PURI: The district administration on Monday sealed Punjabi Mutt, situated on the south of Sri Jagannath Temple here.The mutt is next in line for demolition as it is located within 75 metre of the security and heritage corridor, proposed to be constructed around Meghnad Prachir. A team of police personnel along with a magistrate reached the mutt on the day and asked the families residing in it to vacate the premises. After electricity supply was disconnected, the families reluctantly obliged.
Locals claimed the mutt had become a den of drug addicts and peddlers. It became evident as police personnel found a large number of empty drug bottles strewn across the mutt’s premises. Later,the mutt was sealed in the presence of the magistrate.

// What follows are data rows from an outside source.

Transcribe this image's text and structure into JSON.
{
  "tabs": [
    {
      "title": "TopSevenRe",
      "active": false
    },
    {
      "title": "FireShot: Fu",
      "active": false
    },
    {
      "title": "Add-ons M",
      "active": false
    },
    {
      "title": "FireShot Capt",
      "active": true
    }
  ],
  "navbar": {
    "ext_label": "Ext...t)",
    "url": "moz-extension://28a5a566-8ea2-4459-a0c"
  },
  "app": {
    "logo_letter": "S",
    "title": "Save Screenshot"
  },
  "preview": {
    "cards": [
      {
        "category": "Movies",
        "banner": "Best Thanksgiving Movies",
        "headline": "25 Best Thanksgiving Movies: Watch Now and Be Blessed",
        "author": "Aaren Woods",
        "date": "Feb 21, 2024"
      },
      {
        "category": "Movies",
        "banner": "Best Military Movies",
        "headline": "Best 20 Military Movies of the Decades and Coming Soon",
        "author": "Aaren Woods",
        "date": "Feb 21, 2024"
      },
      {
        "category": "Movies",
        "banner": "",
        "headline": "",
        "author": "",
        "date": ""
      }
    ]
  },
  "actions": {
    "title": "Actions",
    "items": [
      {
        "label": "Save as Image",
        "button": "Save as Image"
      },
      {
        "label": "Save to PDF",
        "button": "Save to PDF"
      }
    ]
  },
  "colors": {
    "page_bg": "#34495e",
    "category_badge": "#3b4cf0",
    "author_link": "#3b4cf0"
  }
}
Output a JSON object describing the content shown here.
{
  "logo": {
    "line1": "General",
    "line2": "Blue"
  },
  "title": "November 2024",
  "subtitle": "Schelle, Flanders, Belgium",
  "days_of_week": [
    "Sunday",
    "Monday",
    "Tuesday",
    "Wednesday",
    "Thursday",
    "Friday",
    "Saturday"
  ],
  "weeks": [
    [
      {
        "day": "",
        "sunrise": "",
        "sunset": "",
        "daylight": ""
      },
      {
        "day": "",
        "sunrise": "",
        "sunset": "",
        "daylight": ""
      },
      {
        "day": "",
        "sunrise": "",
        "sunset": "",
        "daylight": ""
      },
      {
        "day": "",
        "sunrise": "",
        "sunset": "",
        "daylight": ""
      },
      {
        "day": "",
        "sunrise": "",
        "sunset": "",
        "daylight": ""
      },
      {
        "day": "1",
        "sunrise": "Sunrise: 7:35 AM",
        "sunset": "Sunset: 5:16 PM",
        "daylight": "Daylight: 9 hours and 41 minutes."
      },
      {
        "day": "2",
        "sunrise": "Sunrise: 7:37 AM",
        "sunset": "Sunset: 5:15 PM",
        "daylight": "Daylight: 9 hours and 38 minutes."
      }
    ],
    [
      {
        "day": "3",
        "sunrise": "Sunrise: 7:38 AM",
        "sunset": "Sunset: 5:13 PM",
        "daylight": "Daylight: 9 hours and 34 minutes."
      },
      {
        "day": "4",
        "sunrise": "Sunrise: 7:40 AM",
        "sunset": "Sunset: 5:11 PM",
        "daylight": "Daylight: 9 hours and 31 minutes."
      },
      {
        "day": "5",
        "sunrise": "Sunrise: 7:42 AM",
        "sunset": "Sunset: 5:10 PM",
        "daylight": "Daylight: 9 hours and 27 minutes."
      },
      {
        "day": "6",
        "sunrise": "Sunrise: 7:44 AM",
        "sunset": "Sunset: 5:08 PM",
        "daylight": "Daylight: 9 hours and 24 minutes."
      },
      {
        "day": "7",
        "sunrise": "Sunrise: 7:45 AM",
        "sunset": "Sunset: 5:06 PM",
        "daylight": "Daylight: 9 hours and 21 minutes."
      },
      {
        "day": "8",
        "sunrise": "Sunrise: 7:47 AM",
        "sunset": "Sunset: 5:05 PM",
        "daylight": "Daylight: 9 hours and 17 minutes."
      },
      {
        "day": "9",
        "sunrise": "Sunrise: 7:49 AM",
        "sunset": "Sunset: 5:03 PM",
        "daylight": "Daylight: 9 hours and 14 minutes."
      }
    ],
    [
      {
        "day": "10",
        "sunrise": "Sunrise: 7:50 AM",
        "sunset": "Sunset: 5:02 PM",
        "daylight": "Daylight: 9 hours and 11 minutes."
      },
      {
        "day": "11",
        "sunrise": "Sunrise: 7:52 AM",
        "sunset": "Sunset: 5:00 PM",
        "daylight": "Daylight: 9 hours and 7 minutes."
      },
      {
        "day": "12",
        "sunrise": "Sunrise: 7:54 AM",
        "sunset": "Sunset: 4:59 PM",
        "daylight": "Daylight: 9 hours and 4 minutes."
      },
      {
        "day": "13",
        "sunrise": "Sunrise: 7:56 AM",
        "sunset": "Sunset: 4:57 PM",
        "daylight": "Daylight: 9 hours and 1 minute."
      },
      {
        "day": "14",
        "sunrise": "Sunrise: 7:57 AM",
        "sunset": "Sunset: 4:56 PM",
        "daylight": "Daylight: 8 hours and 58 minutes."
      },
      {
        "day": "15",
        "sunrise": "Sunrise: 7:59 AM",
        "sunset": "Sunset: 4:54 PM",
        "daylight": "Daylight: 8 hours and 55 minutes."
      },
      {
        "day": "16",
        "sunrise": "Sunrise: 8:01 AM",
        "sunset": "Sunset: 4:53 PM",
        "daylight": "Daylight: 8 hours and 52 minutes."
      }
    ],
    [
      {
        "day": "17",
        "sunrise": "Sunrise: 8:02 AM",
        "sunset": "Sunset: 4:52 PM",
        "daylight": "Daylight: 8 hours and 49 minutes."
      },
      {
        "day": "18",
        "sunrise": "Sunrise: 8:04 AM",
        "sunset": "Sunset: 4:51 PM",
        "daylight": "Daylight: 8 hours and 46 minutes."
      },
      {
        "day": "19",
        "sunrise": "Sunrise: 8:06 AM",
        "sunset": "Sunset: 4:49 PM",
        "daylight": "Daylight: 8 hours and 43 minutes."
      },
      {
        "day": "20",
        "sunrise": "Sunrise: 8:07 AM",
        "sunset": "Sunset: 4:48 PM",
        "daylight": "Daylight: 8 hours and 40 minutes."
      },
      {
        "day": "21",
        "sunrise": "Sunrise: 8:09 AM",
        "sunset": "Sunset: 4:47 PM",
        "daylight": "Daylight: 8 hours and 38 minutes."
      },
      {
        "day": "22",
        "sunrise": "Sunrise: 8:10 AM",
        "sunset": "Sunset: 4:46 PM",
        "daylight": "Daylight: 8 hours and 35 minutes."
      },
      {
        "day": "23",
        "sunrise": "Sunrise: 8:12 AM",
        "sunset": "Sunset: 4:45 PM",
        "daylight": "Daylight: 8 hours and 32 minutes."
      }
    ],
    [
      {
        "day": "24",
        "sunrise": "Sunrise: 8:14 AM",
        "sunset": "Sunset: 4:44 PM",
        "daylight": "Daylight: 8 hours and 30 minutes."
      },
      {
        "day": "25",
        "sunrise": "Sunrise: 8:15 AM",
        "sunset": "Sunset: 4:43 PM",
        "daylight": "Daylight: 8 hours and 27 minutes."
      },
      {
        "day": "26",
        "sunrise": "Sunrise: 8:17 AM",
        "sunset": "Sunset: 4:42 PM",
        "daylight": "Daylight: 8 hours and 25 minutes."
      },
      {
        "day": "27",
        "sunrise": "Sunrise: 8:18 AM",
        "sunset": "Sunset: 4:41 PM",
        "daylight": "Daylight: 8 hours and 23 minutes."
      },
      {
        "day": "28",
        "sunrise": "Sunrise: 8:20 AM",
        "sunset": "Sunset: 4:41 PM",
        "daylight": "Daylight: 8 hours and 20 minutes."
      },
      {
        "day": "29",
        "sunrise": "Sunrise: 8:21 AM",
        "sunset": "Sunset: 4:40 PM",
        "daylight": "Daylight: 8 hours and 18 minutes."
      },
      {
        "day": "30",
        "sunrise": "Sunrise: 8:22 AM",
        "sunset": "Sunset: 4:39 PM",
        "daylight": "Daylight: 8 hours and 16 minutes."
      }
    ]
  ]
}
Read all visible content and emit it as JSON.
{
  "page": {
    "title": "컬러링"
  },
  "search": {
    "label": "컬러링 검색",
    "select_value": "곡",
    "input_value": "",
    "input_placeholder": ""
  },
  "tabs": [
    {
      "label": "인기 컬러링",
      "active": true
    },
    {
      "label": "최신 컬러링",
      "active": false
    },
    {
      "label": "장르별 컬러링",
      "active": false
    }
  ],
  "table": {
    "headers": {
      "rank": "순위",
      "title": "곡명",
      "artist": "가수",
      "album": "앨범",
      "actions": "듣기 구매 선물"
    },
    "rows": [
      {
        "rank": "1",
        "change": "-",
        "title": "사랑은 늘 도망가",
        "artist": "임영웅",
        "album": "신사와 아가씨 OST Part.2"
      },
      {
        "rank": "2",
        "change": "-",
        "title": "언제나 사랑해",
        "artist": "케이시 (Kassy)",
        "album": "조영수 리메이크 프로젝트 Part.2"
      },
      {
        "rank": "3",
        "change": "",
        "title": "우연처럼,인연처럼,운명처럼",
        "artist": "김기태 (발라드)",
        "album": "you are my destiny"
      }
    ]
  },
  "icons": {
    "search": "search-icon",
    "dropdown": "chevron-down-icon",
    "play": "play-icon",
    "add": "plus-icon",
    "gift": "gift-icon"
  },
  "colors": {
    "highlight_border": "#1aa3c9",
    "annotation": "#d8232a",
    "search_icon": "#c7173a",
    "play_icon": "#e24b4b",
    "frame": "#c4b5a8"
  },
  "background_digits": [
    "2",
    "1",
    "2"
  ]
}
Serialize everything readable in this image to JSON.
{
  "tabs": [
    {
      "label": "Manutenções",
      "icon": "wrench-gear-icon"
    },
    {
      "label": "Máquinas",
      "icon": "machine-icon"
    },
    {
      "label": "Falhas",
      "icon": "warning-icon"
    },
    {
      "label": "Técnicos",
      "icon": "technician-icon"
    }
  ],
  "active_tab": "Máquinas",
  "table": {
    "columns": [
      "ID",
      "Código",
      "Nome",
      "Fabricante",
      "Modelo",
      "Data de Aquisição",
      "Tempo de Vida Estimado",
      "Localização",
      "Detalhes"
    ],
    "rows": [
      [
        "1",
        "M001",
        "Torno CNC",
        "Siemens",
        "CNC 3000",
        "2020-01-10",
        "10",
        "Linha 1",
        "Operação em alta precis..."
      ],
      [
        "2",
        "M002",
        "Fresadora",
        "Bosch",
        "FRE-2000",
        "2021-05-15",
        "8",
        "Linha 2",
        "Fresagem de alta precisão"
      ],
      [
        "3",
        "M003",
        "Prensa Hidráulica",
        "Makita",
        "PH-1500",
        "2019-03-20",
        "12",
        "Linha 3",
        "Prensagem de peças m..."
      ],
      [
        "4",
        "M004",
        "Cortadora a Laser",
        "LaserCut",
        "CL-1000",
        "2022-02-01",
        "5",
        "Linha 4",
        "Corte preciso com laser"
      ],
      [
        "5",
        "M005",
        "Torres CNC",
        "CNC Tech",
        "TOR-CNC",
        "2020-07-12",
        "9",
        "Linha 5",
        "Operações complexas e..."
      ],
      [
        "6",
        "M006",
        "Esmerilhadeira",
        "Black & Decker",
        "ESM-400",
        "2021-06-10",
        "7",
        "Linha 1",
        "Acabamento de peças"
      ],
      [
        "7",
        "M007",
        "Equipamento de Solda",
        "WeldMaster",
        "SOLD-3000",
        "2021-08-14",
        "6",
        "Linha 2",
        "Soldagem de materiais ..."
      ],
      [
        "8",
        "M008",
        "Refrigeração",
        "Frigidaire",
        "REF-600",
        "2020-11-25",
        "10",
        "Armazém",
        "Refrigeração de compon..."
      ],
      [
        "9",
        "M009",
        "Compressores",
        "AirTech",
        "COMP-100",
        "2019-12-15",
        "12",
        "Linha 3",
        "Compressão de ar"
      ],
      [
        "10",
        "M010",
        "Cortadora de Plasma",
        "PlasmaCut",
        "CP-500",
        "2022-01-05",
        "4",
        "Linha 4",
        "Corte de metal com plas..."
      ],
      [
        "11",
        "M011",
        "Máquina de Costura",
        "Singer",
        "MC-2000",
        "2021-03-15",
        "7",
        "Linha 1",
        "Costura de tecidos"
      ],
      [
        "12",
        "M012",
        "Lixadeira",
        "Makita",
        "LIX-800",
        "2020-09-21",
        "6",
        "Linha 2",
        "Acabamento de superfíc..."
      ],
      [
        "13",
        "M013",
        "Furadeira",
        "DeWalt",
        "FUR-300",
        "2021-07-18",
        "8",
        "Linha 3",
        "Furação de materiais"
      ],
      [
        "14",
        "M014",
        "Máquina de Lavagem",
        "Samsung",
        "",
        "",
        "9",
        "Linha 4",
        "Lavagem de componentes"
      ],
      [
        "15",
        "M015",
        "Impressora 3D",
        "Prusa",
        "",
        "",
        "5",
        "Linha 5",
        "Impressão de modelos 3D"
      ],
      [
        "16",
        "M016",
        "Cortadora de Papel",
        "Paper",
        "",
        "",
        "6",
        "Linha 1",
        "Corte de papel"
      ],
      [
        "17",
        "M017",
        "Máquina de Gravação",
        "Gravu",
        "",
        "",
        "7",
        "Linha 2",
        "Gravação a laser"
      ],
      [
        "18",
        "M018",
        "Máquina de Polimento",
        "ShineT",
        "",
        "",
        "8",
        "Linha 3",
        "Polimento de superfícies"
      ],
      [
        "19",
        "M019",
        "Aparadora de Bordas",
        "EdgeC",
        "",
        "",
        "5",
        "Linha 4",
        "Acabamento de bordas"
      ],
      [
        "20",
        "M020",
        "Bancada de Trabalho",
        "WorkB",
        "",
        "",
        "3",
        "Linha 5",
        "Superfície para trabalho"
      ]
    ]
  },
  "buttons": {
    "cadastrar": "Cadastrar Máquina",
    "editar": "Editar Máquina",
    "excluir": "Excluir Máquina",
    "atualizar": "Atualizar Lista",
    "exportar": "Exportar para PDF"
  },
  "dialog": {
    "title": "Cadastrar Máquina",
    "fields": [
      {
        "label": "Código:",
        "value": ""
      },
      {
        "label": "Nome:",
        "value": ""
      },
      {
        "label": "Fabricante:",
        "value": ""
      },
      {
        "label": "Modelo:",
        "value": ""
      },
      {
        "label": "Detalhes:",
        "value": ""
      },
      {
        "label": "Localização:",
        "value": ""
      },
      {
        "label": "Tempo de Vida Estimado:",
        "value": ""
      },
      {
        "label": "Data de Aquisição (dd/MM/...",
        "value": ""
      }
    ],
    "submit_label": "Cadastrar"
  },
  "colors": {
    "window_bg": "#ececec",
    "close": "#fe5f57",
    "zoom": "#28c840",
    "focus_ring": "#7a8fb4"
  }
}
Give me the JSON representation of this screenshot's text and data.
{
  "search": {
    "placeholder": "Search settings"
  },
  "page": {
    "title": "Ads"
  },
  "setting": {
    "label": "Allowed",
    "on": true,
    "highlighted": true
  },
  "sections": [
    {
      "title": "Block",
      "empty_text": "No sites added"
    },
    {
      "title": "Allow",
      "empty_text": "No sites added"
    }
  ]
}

The Punjabi Mutt was established by famous Punjabi saint Raghavendra Das, popularly known as Agraji Maharaj in 1526 AD. It belonged to the Nihang sect of Punjab and was later assimilated into Ramanandi sect of Vaishnavas. The monastery, earlier known as Punjabi Baba Mutt, catered to the needs of pilgrims from Punjab.
Raghunathjew, Hanuman and Lord Jagannath were worshipped in a small temple located in the mutt complex. Over 100 rooms having basic amenities were constructed in the mutt to accommodate pilgrims who came to Puri for darshan of the Trinity.
Odia saints succeeded the mutt’s founder and became its mahants. The present mahant Balaram Das of Polasara, Ganjam took over in 2006. Later, a primary and high school were set up by the mutt in Ganjam district.
However, after enforcement of Estate Abolition Act, Endowment Act and Sri Jagannath Temple Act, the mutt lost its financial powers and almost all its property was recorded in favour of the managing body of Sri Jagannath Temple.
The mutt’s source of income from agriculture land across Puri and Ganjam districts too dried up.
The mutt’s downfall came when a few unscrupulous persons entered it on the plea of availing rooms on rent. They occupied the entire mutt within a decade and also terrorised its mahants.Mahant Balaram Das left the mutt and now resides in its Polasara branch.
Half of the 110 rooms in the mutt were declared unsafe. Many temple cooks used these rooms as their godowns. During eviction, there was little resistance from the occupiers. However, two families residing in the facility said the administration should have given them more time before vacating the mutt.